There is a form of driving called “defensive driving”. Defensive drivers anticipate accidents and bad drivers. This lowers the chances of getting into accidents. It has saved me from several bad accidents.

Similarly, we can avoid the scary NullPointerException in Java if we know how to anticipate it.

For example, what is wrong with this?

if (aString.equals("yes")) { /* do stuff */ }

It’s assuming that aString has been initialized. If any string is not initialized, it will be null! Calling .equals() on a null object is not going to end well. This happens more often than you might expect. It is better to write this:

if ("yes".equals(aString)) { /* do stuff */ } 

I edited a POJO recently that was meant to represent a deserialized JSON object. The business requirements said I needed to remove any leading or trailing whitespace. Thankfully, the String.trim() method can do this for me in a single line! I placed it in the setter like this:

public class Person {
  private String firstName;

  public String getFirstName() { return this.firstName; }

  public void setFirstName(String firstName) {
    this.firstName = firstName.trim();
  }
}

Seems innocent enough. 😉

Imagine my frustration when converting a JSON to this object was throwing a com.fasterxml.jackson.databind.JsonMappingException with a not-so-helpful explanation of “N/A”. What was happening???

Apparently, if firstName is null in JSON, setFirstName(firstName) was calling trim() on a null object!
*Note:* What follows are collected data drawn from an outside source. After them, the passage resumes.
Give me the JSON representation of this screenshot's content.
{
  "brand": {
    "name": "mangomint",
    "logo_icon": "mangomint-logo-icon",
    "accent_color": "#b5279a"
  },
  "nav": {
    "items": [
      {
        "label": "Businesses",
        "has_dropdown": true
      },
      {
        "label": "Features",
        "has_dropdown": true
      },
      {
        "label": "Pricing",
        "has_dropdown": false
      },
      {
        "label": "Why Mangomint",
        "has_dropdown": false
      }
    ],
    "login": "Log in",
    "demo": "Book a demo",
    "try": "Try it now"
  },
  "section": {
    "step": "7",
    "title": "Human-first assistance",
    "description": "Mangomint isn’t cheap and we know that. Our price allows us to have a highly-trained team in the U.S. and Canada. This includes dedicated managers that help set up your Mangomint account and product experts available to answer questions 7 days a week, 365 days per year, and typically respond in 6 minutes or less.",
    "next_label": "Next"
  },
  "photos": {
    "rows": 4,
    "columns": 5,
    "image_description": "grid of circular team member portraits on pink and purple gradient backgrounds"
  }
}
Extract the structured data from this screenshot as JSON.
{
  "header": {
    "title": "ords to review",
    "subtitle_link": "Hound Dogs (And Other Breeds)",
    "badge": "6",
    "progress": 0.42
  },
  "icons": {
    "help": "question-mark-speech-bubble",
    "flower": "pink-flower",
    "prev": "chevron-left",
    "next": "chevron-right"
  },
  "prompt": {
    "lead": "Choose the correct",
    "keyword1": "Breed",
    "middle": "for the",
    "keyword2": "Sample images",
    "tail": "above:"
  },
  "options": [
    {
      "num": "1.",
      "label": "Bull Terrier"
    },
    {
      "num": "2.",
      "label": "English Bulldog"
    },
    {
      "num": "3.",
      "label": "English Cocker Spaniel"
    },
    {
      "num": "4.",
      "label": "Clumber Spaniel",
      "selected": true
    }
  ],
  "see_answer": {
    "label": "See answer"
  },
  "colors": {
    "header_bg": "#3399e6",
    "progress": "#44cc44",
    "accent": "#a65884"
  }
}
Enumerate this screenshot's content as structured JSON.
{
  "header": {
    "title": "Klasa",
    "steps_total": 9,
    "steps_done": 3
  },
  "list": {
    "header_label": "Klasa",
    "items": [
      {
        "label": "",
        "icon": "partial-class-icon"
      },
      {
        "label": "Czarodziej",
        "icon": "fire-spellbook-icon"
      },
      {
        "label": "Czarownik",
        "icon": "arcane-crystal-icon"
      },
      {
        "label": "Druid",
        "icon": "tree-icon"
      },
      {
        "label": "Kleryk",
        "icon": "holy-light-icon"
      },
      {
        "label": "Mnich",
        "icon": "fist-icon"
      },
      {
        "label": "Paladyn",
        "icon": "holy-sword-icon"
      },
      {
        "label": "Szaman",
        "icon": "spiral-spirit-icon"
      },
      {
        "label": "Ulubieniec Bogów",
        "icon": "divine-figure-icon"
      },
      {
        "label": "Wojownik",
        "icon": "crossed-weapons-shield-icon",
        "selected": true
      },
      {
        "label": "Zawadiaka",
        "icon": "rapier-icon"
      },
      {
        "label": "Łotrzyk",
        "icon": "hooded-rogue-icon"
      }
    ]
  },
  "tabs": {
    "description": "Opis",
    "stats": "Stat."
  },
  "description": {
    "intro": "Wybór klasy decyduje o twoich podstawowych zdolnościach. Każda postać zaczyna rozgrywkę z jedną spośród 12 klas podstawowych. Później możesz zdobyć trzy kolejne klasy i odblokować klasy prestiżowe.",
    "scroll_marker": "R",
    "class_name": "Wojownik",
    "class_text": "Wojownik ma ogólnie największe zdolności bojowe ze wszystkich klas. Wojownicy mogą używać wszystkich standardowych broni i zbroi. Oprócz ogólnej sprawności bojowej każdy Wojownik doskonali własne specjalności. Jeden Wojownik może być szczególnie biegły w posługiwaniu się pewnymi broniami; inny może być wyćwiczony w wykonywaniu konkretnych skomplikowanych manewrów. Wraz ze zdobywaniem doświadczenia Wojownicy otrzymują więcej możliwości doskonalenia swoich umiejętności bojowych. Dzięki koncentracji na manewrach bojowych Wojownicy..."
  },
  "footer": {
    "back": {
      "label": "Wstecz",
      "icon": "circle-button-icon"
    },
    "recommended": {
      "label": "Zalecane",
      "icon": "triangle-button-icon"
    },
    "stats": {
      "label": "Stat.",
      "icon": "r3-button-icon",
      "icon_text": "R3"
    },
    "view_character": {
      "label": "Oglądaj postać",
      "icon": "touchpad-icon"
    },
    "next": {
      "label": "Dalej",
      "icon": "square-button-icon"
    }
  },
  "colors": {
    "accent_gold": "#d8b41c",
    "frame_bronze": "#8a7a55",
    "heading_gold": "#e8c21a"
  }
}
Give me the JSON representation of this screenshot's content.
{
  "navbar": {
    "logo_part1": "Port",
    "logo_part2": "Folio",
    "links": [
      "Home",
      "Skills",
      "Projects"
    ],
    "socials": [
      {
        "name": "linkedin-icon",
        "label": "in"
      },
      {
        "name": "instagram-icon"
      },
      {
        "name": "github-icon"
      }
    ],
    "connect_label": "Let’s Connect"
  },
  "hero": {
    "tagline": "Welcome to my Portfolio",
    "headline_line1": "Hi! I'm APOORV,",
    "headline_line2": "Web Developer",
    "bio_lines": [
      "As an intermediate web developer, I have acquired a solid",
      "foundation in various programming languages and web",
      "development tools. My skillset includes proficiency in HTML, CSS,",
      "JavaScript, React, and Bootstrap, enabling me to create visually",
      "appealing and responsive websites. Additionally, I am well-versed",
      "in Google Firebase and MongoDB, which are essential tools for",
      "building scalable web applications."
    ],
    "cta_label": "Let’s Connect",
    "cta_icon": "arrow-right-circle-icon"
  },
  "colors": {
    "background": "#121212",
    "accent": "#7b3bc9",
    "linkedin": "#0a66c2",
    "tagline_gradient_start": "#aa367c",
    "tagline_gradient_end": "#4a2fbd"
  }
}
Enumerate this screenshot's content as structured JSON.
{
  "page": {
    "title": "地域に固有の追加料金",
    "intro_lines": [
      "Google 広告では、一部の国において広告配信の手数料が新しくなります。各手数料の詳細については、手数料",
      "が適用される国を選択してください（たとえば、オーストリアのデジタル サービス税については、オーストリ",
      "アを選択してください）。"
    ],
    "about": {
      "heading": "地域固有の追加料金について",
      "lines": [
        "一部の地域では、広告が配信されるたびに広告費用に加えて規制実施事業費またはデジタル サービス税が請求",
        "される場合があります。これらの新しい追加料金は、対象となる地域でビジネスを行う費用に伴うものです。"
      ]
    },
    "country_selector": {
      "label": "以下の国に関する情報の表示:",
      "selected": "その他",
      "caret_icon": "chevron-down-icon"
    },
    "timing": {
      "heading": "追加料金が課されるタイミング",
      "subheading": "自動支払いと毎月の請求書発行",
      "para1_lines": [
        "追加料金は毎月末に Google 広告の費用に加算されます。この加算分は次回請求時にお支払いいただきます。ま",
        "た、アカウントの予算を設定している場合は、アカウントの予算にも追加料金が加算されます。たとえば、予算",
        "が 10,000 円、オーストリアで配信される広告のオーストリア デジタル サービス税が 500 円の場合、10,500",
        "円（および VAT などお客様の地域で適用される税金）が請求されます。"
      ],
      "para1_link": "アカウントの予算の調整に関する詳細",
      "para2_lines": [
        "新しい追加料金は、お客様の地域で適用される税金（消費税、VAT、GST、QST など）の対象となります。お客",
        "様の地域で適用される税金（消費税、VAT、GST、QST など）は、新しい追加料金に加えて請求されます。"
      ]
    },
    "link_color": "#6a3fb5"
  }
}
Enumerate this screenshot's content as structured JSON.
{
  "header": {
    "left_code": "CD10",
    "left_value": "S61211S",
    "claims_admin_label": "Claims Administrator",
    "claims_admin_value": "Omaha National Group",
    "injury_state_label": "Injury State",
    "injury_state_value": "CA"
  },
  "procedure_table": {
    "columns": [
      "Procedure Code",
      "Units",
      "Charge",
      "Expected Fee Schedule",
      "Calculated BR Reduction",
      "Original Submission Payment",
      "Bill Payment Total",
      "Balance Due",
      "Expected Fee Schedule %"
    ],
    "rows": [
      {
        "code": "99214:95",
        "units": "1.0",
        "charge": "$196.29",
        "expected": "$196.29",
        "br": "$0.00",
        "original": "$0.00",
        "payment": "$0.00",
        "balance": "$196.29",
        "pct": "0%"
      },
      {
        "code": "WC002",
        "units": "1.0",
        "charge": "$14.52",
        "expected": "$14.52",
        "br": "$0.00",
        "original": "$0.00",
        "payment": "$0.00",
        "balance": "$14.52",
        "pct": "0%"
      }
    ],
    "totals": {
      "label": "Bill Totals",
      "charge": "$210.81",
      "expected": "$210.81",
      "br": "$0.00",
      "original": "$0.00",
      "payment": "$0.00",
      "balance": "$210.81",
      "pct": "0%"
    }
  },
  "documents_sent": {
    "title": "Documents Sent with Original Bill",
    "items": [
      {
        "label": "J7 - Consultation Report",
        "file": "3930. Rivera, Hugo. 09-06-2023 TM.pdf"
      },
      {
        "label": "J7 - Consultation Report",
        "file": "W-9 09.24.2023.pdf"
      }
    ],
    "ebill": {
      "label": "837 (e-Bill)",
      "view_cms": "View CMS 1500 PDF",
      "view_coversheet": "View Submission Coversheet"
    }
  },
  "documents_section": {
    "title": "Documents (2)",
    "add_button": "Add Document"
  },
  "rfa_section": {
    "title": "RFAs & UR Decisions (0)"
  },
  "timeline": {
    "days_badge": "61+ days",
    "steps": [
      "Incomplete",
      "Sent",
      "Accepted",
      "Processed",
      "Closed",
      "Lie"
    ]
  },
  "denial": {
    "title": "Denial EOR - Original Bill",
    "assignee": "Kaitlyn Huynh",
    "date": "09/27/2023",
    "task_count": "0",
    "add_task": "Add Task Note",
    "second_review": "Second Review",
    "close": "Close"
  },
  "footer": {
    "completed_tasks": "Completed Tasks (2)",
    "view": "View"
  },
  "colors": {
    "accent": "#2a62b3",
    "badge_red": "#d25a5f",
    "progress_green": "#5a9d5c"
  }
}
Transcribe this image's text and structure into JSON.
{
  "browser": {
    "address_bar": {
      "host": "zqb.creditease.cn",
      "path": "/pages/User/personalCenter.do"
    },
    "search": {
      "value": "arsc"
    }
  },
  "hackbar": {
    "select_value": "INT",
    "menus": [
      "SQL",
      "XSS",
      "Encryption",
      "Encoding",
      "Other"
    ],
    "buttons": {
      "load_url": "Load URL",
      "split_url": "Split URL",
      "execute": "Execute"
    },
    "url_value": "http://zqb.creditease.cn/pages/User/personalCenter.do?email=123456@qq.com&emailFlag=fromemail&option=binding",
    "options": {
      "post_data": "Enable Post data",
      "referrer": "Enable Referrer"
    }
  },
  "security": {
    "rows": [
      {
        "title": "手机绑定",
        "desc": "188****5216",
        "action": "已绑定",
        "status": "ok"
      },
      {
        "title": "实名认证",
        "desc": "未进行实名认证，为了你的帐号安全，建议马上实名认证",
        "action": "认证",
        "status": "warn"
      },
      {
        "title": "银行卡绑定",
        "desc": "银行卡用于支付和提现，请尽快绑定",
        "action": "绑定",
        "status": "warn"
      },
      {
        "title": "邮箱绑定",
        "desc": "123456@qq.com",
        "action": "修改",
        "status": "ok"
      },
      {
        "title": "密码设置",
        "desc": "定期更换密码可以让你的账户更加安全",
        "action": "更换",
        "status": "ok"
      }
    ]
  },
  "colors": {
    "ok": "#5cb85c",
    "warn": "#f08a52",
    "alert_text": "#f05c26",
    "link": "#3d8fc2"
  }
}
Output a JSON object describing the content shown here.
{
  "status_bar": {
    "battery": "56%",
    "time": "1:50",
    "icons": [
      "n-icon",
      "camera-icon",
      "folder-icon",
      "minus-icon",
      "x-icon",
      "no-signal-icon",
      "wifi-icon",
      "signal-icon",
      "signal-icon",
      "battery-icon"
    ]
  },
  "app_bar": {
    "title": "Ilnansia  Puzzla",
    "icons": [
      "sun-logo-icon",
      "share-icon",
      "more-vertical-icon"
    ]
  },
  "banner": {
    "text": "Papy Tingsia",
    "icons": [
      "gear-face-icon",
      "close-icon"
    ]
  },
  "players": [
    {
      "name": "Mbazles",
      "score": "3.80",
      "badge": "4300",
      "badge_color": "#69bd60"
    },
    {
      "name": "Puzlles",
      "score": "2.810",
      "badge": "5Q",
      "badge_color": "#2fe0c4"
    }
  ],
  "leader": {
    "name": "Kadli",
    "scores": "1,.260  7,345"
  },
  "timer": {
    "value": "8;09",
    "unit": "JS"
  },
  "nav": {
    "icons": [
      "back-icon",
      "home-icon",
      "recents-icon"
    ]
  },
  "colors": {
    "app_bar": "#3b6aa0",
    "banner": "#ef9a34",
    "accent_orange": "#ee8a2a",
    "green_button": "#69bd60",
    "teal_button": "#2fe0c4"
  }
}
What I need to do is check to make sure that the String parameter in setFirstName(firstName) is not null. There’s more than one way to check, but I chose a ternary operator:

public class Person {
  private String firstName;

  public String getFirstName() { return this.firstName; }

  public void setFirstName(String firstName) {
    this.firstName = (firstName == null) ? null : firstName.trim();
  }
}

How about you? Have you run into the dreaded NullPointerException recently? How did you fix it?